Each of the five trials held so far in St. Louis has lasted about a month, with plaintiffs going one by one in what is called a bellwether approach designed to predict how future trials could play out.
In December, the talc verdicts landed St. Louis Circuit Court a spot atop the pro-business American Tort Reform Association’s annual ranking of “judicial hellholes,” a label Missouri Gov. Eric Greitens, a Republican, has repeated as part of a Republican-led push to alter the state’s legal landscape.
Legal experts say the future of talc litigation in St. Louis rides on a looming U.S. Supreme Court ruling dealing with proper jurisdiction. One case will decide if non-California residents can file claims in that state against Bristol-Myers Squibb, the New York-based maker of the blood-thinner Plavix.
Meanwhile, the appeals process in the first talcum powder verdict has already begun at the Missouri Eastern District appeals court in St. Louis.

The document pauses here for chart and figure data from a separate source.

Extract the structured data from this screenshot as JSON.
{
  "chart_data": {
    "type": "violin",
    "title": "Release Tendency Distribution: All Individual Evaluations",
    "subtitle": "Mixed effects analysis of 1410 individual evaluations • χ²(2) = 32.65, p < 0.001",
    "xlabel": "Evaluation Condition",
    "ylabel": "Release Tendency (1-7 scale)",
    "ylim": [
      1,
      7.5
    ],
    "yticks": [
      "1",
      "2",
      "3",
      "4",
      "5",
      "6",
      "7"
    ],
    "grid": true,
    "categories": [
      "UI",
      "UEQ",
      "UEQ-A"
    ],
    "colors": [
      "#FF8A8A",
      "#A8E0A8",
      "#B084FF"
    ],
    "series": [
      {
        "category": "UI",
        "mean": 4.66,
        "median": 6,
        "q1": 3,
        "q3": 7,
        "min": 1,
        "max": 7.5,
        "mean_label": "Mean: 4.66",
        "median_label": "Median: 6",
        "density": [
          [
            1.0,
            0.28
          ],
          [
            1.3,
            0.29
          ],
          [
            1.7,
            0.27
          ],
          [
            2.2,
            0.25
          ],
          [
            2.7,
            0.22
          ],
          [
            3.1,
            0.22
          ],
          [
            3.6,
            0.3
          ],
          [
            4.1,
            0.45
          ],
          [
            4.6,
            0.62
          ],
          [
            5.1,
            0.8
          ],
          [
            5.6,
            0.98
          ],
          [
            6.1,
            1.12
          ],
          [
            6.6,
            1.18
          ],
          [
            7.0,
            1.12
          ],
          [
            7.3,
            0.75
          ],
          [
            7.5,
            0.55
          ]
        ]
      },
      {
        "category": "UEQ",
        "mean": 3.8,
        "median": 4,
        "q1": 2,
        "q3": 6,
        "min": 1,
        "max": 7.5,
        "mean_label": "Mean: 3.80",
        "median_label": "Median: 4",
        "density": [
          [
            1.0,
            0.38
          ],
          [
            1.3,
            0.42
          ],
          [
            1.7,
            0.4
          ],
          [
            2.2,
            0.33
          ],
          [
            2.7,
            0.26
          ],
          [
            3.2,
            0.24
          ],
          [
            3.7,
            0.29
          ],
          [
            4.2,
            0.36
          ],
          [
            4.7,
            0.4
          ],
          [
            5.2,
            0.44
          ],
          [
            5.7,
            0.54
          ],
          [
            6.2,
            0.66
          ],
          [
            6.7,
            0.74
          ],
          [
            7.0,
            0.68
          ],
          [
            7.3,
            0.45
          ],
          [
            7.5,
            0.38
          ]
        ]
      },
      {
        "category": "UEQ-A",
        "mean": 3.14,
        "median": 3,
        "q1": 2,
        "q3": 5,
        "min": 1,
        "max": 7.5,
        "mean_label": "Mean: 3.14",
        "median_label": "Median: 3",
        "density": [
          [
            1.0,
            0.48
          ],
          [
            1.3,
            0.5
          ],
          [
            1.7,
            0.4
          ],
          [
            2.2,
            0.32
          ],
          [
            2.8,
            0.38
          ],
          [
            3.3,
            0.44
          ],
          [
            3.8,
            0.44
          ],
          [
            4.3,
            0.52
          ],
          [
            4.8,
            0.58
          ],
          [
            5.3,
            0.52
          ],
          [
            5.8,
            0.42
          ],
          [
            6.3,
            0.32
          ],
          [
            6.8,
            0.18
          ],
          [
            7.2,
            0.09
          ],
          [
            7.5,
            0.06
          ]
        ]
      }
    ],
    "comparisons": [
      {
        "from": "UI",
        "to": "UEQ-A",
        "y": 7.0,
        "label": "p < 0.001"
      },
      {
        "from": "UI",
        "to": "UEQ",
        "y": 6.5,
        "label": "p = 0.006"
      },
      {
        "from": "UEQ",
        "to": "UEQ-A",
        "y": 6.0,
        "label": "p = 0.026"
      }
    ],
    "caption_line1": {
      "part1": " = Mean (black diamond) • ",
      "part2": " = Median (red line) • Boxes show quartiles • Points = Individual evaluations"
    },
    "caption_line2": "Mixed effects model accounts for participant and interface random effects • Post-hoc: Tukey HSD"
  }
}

Thomas Weaver, a lawyer for Johnson & Johnson, told the court on May 10 that the first talc verdict — $72 million last year to relatives of a woman from Alabama who died of ovarian cancer — should never have been tried in the first place. Weaver argued that she wouldn’t be allowed to sue in Missouri under a recent state high court decision that said the state has no jurisdiction over out-of-state defendants. That case has been appealed to the U.S. Supreme Court.
No decision on Johnson & Johnson’s appeal of the first verdict is expected until after the U.S. Supreme Court’s ruling in the Bristol-Myers case.
The Supreme Court’s decision won’t come before the next talcum powder trial in June before St. Louis Circuit Judge Rex Burlison. It features the first in-state plaintiff — Michael Blaes of Webster Groves — whose wife, Shawn M. Blaes, died of ovarian cancer at age 50. She was a competitive figure skater, coach and co-owner of a skate shop in Webster Groves, Mo.